Mass Effect 3: Beyond the Ending

mass effect 3 ending

Enough time has passed that most people who wanted to beat Mass Effect 3 have done so. That being said, full-warning: I’m going to talk about that infamous ending.

It’s an understatement to say there’s plenty of drama surrounding the ending of Mass Effect 3. Everyone seems to have an opinion or theory—or if they prefer, as the Internet is wont to do, rage against Bioware and the gods old and new. I’ve never been one who puts much import on endings, but even I had to admit that the final 5 minutes of the game blew chunks like an AI star-baby still on the teat.

However, I want to go past the ending of Mass Effect 3 and think about a different aspect: its universe. It is the universe—the collective lore, science and culture that Bioware created that—drew me into the series in the first place. And now that the rage and frustration at the penultimate scene has subsided (the whole Stargazer sequence post-credits didn’t bother me one way or another) I’ve realized that the ending of Mass Effect 3 was incredibly intriguing.

Working under the assumption that the events on the Crucible did indeed happen, the choice on the Crucible/Catalyst dramatically changed the universe. Well, two of them did. Synthesis and Destroy choices had the secondary effects of also destroying the mass relays.

Put aside your hatred of Starchildren, your beliefs in indoctrination, and your anger at binary choices aside for a moment and consider this: thousands of warships were in orbit over Earth.
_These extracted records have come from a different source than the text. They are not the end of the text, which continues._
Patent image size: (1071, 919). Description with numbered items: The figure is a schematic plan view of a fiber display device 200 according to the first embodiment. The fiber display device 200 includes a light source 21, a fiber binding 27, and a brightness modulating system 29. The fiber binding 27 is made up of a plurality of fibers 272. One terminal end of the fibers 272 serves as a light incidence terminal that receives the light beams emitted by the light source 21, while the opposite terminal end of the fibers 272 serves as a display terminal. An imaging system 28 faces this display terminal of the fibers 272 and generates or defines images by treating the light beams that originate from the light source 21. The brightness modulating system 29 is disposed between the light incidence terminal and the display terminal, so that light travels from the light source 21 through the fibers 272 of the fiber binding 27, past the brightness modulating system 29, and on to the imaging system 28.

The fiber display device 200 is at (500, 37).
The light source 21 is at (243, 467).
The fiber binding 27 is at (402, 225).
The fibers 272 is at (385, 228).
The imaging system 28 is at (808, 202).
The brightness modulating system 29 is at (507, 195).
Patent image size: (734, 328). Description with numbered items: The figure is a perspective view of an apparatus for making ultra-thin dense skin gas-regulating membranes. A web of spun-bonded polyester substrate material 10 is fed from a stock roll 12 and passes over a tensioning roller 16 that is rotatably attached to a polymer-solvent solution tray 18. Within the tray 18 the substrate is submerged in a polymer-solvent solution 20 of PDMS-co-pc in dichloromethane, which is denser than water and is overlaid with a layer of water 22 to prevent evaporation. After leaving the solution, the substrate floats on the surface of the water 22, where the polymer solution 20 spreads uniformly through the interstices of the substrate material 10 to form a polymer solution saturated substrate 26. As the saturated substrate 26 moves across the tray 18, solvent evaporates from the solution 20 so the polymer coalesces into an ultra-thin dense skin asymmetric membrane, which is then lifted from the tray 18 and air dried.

Depending on the player’s choices, you could have virtually the entire Quarian population and a substantial amount of Krogan, Asari and Turian warriors.

And you just blew up their ticket home.

Now, in Mass Effect lore, the races are still capable of achieving faster-than-light travel on their own, but only in a ridiculously diminished capacity. Light may travel fast, but considering the scope of the universe—and these races’ homes are scattered all over the universe—it would take lifetimes before any of them return home. In other words, they wouldn’t be able to return home.

Mass Effect 3 fleet

These guys are going to be here for a loooooonnngggg time

Beyond the thousands of individuals now trapped above Earth, also think about interstellar trade. Think about immigration patterns. Think about how all those people that fled from their homeworlds from the Reapers and are now thousands of light years away. All of this is now thrown off.

How long could the peace Shepard nurtured last? It’s something interesting to think about, and I think it’s a line of thought that gets lost in the conversation of the ending’s failures (which, to be sure, are many). It’ll be interesting to see what the Extended Cut brings to the game, but regardless of what happens, let’s not forget about the great lore that Bioware has created over the years.